Różnica między nami wyniesie koło 20 kg, gdzie ja jestem ten lżejszy (55-60kg). Ja używam rękawic szczęki i ochraniaczy na nogi, żeby gościa nie poobijać, a przeciwnik uderza nieco słabiej, ale bez rękawic (ma szczęke). Ma to na celu lekkie urealnienie mojej obrony, gdyż jak wiadomo ręka bez rękawicy jest mniejsza, i łatwiej przechodzi przez bloki.

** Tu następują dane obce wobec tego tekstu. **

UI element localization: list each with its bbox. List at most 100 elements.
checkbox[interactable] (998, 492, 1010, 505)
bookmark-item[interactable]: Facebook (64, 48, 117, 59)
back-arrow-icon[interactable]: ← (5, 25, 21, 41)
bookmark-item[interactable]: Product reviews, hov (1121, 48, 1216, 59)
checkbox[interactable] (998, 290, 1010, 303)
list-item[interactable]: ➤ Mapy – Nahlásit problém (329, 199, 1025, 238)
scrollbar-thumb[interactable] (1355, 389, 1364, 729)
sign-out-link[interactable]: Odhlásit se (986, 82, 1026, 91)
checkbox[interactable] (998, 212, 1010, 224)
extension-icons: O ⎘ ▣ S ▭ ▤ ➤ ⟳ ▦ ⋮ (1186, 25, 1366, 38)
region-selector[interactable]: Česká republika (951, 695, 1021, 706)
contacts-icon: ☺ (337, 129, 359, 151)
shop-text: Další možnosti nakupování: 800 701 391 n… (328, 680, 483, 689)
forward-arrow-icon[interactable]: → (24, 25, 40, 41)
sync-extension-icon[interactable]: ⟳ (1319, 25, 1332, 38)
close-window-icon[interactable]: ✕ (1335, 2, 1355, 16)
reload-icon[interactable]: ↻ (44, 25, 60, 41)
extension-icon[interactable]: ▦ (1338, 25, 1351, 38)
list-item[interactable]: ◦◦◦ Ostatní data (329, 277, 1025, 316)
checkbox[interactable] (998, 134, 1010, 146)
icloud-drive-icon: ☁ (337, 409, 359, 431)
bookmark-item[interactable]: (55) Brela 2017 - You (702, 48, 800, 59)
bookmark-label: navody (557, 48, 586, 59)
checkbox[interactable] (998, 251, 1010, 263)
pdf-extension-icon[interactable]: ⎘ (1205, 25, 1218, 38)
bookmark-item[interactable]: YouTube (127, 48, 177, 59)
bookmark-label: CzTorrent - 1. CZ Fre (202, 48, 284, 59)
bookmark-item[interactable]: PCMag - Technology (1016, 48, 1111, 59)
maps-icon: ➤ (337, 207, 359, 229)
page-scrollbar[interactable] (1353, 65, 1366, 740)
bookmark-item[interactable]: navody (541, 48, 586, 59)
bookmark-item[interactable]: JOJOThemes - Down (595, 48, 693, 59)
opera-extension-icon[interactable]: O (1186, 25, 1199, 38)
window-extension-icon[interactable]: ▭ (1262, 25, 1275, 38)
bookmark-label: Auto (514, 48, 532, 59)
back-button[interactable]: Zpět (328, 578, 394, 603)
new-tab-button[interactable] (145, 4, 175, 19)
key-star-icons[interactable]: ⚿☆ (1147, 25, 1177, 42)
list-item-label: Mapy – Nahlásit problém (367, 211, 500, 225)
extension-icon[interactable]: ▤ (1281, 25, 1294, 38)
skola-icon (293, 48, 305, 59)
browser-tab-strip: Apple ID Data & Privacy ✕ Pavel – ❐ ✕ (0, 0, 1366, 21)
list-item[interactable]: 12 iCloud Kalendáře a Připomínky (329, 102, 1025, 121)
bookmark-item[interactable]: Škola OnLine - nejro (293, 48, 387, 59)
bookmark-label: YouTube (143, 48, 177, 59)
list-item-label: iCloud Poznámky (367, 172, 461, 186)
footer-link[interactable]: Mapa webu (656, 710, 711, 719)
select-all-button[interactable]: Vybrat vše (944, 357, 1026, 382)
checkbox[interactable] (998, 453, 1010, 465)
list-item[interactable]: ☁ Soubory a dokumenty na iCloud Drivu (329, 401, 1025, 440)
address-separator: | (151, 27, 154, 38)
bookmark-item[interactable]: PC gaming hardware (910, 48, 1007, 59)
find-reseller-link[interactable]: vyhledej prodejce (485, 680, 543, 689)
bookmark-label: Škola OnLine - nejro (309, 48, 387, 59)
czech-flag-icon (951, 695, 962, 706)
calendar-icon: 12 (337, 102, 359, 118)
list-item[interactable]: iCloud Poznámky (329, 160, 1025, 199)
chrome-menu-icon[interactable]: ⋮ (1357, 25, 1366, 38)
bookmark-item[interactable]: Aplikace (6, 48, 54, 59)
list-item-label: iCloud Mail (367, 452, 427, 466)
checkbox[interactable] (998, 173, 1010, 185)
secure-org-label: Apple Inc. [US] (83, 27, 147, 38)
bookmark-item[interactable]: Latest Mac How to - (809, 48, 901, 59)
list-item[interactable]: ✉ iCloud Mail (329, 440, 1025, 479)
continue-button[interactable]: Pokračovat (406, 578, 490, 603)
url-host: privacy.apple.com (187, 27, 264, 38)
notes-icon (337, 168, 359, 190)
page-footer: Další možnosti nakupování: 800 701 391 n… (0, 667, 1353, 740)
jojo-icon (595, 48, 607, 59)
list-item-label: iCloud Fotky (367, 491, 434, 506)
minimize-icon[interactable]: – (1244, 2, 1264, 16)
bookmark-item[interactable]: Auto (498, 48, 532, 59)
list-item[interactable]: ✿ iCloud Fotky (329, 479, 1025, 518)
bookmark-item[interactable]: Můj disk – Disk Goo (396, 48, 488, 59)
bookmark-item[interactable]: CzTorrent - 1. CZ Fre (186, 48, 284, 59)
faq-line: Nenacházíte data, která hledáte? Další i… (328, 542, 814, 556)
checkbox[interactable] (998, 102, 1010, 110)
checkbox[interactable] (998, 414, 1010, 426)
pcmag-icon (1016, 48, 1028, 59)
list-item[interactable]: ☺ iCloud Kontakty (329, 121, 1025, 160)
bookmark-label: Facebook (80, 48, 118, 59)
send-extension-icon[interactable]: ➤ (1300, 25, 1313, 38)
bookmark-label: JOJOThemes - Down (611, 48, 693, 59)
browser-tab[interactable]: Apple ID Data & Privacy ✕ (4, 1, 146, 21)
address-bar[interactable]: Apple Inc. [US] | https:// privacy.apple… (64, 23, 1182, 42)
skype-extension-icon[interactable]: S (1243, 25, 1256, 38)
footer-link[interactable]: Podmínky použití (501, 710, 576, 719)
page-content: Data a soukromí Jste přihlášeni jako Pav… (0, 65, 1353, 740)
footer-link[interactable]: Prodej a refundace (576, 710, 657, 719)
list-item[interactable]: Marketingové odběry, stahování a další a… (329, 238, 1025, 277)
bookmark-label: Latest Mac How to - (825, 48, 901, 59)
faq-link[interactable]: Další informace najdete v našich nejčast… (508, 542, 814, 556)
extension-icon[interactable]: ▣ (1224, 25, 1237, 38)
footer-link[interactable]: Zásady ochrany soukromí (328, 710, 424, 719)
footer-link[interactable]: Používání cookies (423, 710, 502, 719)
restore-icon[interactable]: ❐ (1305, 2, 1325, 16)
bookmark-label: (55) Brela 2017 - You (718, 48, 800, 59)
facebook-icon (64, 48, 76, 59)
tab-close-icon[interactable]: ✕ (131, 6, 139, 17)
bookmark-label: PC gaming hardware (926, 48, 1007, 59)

Zastanawiam się, jak w takiej sytuacji powinienem się zachować (wiadomo, że na sparingu mogę popróbować wszystkiego, i taki mam zamiar, ale mówię o sytuacji realnej). Widzę trzy opcje:
1. Skracanie dystansu i wchodzenie w klincz. Jednak z moją małą wagą jestem raczej łatwy do nietechnicznego obalenia itd
2. Trzymanie dystansu, i ładowanie kopnięć, cofanie się w kółko, i walka na wstecznym
3. Walka z kontry - po udanym bloku/uniku (raczej stosuje głównie bloki i zbicia, chociaż zbicie cepa nie wydaje się szczególnie możliwe) szybka seria ręce-nogi
Co o tym myślicie?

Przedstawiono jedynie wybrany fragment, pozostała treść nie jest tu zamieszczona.